Not only are home prices down, the federal government is about to throw in $6,500 to make a purchase an even better deal.
The intent is to stimulate sales of higher priced homes as well as entry level properties. It also could help sellers in getting a slightly higher price for their homes. However, further extensions of this tax credit are not likely, so those delaying a home purchase may lose out on a great source of financial assistance.
STEPHEN OHLEMACHER (AP) reports:
WASHINGTON — First-time homebuyers have been getting tax credits of up to $8,000 since January as part of the economic stimulus package enacted earlier this year. With the program scheduled to expire at the end of November, the Senate voted Wednesday, November 4 to extend and expand the tax credit to include many buyers who already own homes. The House is scheduled to vote on the bill Thursday, November 6.

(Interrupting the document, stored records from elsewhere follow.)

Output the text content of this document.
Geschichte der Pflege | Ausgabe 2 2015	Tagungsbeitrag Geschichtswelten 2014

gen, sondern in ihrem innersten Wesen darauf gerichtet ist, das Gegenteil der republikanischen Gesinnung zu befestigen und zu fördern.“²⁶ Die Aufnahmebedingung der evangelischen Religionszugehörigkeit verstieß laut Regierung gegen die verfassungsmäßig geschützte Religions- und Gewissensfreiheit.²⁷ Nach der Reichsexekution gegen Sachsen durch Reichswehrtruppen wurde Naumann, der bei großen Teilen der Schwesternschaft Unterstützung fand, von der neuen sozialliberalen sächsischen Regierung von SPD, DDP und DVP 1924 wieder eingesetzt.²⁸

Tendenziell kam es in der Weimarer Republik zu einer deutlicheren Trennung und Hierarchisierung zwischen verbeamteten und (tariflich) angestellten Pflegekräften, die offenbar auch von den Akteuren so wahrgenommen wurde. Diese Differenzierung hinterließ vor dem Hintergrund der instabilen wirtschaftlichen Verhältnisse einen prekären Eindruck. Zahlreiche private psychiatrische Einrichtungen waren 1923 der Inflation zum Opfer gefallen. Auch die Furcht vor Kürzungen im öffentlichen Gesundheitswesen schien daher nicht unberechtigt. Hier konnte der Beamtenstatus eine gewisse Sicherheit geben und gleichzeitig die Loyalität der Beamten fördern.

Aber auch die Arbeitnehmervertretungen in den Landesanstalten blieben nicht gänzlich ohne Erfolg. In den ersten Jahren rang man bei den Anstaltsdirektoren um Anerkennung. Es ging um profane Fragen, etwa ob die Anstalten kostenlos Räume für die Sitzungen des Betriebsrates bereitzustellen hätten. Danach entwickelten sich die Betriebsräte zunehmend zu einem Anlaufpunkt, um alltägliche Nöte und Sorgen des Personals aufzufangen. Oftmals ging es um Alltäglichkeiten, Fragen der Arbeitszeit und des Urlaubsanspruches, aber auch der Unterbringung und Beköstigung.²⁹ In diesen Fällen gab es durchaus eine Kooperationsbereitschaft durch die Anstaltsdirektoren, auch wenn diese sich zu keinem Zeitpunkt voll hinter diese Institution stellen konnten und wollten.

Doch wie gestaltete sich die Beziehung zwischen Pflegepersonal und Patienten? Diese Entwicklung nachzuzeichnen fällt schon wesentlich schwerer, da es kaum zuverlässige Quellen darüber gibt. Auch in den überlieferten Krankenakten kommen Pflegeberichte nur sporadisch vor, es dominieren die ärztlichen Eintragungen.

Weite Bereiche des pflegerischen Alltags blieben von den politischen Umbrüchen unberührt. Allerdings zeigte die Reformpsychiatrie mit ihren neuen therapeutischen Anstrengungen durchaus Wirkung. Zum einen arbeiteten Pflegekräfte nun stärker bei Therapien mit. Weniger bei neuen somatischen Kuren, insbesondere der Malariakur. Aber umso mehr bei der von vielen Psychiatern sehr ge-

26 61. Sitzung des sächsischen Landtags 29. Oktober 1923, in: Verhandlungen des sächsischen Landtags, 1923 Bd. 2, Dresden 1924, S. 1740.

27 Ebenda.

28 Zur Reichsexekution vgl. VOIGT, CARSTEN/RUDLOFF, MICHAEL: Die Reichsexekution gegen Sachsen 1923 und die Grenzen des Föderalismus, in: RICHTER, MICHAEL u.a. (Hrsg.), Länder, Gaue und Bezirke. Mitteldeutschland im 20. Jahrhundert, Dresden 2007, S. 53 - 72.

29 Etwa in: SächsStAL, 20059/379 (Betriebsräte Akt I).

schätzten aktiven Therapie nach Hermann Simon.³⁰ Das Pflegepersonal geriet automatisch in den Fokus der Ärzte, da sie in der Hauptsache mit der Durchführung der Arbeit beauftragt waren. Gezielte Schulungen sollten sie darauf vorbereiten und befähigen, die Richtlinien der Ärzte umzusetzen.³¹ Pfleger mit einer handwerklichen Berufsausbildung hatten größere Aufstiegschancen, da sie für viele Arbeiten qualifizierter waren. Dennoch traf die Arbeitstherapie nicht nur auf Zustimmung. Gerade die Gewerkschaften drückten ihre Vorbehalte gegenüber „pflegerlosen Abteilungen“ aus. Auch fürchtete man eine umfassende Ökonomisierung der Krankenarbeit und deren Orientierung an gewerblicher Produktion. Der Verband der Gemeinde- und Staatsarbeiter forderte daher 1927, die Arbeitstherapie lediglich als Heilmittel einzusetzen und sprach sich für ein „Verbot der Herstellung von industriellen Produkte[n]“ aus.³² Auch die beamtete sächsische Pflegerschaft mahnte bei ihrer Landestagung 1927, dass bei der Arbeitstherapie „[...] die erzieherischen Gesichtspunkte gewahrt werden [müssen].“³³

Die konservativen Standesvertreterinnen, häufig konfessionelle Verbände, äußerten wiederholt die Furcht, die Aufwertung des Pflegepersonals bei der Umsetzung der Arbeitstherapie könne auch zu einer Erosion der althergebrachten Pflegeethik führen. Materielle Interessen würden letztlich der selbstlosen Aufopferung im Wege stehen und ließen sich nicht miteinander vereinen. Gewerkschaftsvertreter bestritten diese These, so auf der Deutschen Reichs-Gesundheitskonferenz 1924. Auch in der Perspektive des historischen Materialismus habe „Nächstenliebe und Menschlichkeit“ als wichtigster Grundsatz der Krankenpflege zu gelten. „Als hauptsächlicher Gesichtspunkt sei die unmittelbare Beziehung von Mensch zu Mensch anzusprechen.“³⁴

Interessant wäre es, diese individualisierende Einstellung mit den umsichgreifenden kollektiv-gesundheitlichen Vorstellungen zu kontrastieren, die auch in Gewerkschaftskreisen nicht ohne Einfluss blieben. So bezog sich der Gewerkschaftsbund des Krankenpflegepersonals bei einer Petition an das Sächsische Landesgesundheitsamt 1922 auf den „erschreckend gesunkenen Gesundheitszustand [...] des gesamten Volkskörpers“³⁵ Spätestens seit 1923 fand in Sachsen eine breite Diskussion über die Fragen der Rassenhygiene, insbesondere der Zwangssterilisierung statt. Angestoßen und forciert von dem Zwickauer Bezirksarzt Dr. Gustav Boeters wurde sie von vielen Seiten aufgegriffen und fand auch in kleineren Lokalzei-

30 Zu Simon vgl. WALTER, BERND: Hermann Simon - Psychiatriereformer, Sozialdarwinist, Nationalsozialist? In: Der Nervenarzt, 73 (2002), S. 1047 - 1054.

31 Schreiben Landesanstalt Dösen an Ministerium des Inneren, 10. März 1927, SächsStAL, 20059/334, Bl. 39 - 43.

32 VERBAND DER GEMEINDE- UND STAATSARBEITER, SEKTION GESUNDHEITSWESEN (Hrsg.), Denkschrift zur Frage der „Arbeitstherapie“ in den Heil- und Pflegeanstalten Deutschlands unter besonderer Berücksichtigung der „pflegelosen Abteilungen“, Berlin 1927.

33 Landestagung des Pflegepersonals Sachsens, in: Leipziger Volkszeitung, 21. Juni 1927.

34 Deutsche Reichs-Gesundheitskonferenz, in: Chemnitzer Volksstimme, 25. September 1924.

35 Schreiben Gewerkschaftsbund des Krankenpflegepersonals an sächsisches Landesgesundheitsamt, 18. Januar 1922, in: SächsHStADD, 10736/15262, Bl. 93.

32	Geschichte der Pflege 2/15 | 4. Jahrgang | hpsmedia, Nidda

Buyers who have owned their current homes at least five years would be eligible for tax credits of up to $6,500. First-time homebuyers — or anyone who hasn’t owned a home (including condo or co-op unit) in the last three years — would still get up to $8,000. To qualify, buyers in both groups have to sign a purchase agreement by April 30, 2010, and close by June 30.
“This is probably the last extension,” said Sen. Johnny Isakson, R-Ga., a former real estate executive who championed the credits.

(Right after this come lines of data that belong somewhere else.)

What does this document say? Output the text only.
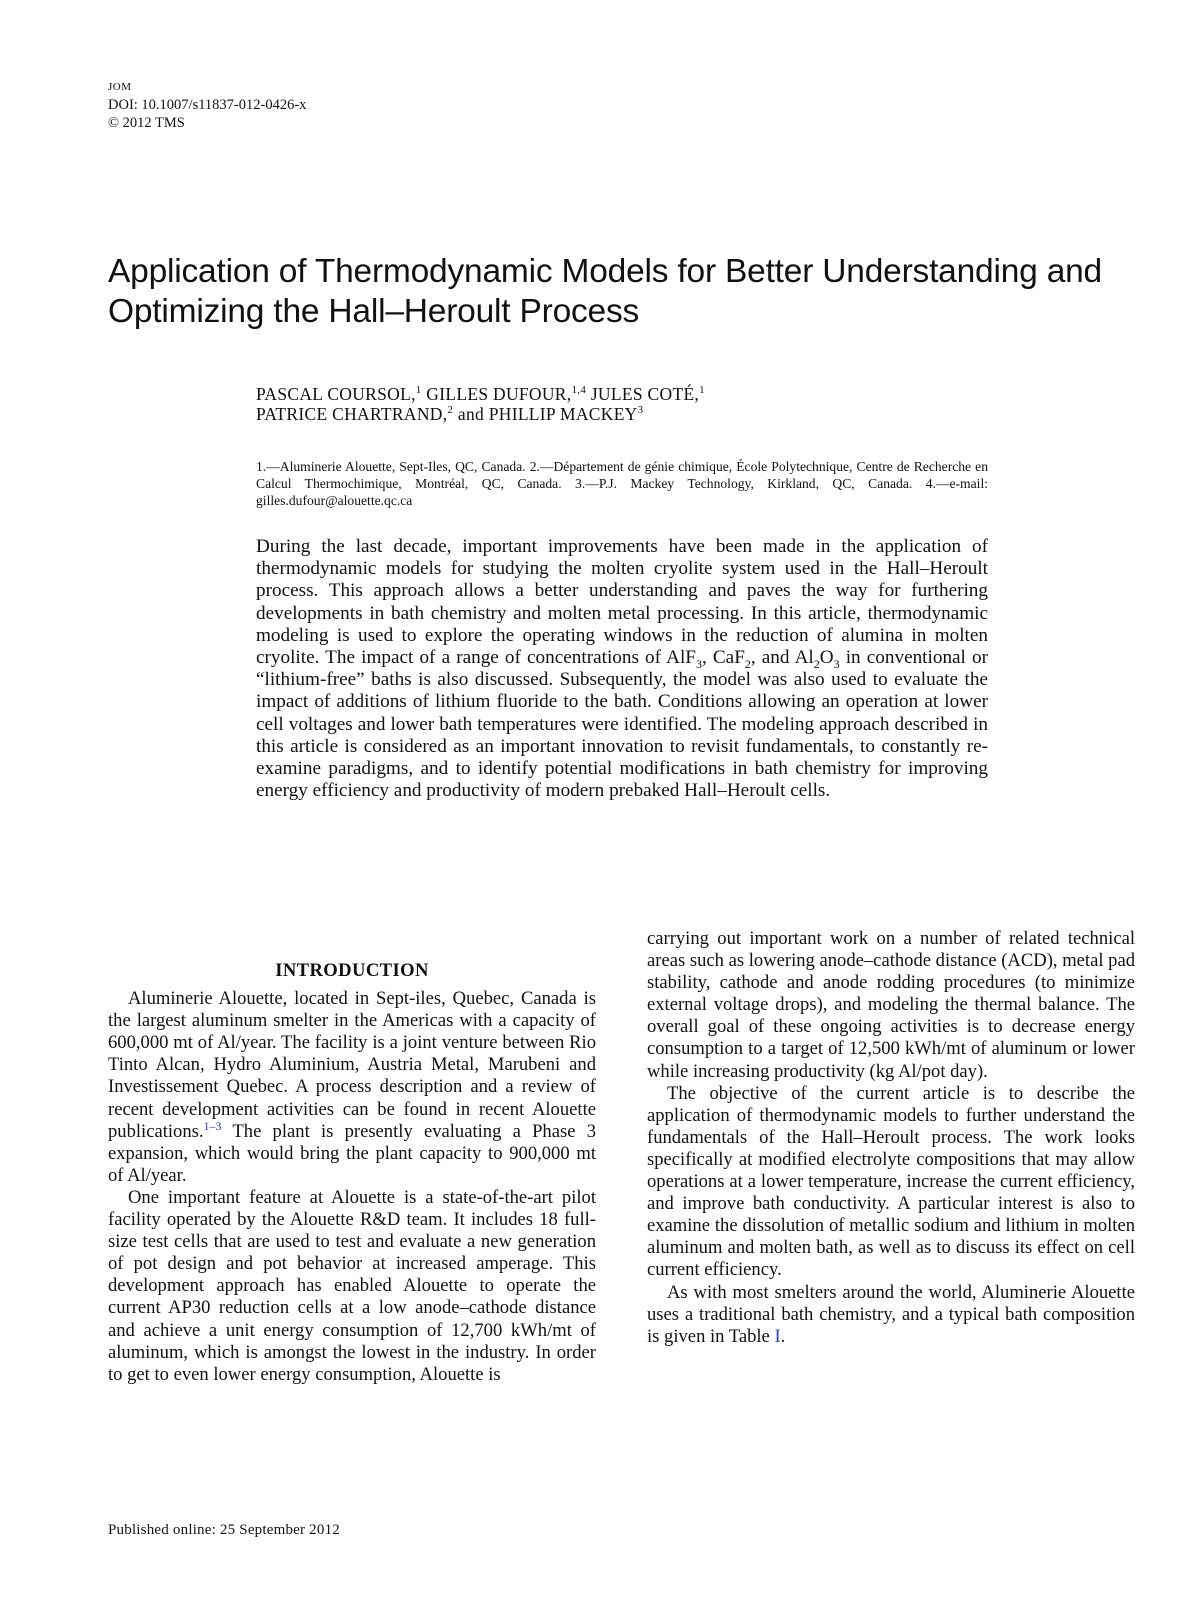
JOM
DOI: 10.1007/s11837-012-0426-x
© 2012 TMS
Application of Thermodynamic Models for Better Understanding and Optimizing the Hall–Heroult Process
PASCAL COURSOL,$^1$ GILLES DUFOUR,$^{1,4}$ JULES COTÉ,$^1$
PATRICE CHARTRAND,$^2$ and PHILLIP MACKEY$^3$
1.—Aluminerie Alouette, Sept-Iles, QC, Canada. 2.—Département de génie chimique, École Polytechnique, Centre de Recherche en Calcul Thermochimique, Montréal, QC, Canada. 3.—P.J. Mackey Technology, Kirkland, QC, Canada. 4.—e-mail: gilles.dufour@alouette.qc.ca
During the last decade, important improvements have been made in the application of thermodynamic models for studying the molten cryolite system used in the Hall–Heroult process. This approach allows a better understanding and paves the way for furthering developments in bath chemistry and molten metal processing. In this article, thermodynamic modeling is used to explore the operating windows in the reduction of alumina in molten cryolite. The impact of a range of concentrations of AlF$_3$, CaF$_2$, and $Al_2O_3$ in conventional or “lithium-free” baths is also discussed. Subsequently, the model was also used to evaluate the impact of additions of lithium fluoride to the bath. Conditions allowing an operation at lower cell voltages and lower bath temperatures were identified. The modeling approach described in this article is considered as an important innovation to revisit fundamentals, to constantly re-examine paradigms, and to identify potential modifications in bath chemistry for improving energy efficiency and productivity of modern prebaked Hall–Heroult cells.
INTRODUCTION

Aluminerie Alouette, located in Sept-iles, Quebec, Canada is the largest aluminum smelter in the Americas with a capacity of 600,000 mt of Al/year. The facility is a joint venture between Rio Tinto Alcan, Hydro Aluminium, Austria Metal, Marubeni and Investissement Quebec. A process description and a review of recent development activities can be found in recent Alouette publications.$^{1-3}$ The plant is presently evaluating a Phase 3 expansion, which would bring the plant capacity to 900,000 mt of Al/year.

One important feature at Alouette is a state-of-the-art pilot facility operated by the Alouette R&D team. It includes 18 full-size test cells that are used to test and evaluate a new generation of pot design and pot behavior at increased amperage. This development approach has enabled Alouette to operate the current AP30 reduction cells at a low anode–cathode distance and achieve a unit energy consumption of 12,700 kWh/mt of aluminum, which is amongst the lowest in the industry. In order to get to even lower energy consumption, Alouette is

carrying out important work on a number of related technical areas such as lowering anode–cathode distance (ACD), metal pad stability, cathode and anode rodding procedures (to minimize external voltage drops), and modeling the thermal balance. The overall goal of these ongoing activities is to decrease energy consumption to a target of 12,500 kWh/mt of aluminum or lower while increasing productivity (kg Al/pot day).

The objective of the current article is to describe the application of thermodynamic models to further understand the fundamentals of the Hall–Heroult process. The work looks specifically at modified electrolyte compositions that may allow operations at a lower temperature, increase the current efficiency, and improve bath conductivity. A particular interest is also to examine the dissolution of metallic sodium and lithium in molten aluminum and molten bath, as well as to discuss its effect on cell current efficiency.

As with most smelters around the world, Aluminerie Alouette uses a traditional bath chemistry, and a typical bath composition is given in Table I.

Published online: 25 September 2012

The homebuyers’ tax credit is one of two tax breaks totaling more than $21 billion that the Senate included in a bill extending unemployment benefits for those without a job for more than a year. The other would let companies now losing money recoup taxes they paid on profits earned in the previous five years.
The real estate industry has been pushing to extend and expand the housing tax credit. About 1.4 million first-time homebuyers have qualified for the credit through August. The National Association of Realtors estimates that 350,000 of them would not have purchased their homes without the credit.
Extending and expanding the tax credit for homebuyers is projected to cost the government about $10.8 billion in lost taxes. The measure passed the Senate by a 98-0 vote.
Expanding the tax credit for money-losing companies is projected to cost $10.4 billion.
The tax break would help industries suffering losses in 2008 or 2009, including retailers, homebuilders and newspapers. The new tax break would be available to companies of any size, providing a quick source of cash.
The tax breaks would be paid for largely by delaying a tax break for multinational companies that pay foreign taxes. It was passed in 2004 and originally was to have taken effect this year, but would now be delayed until 2018.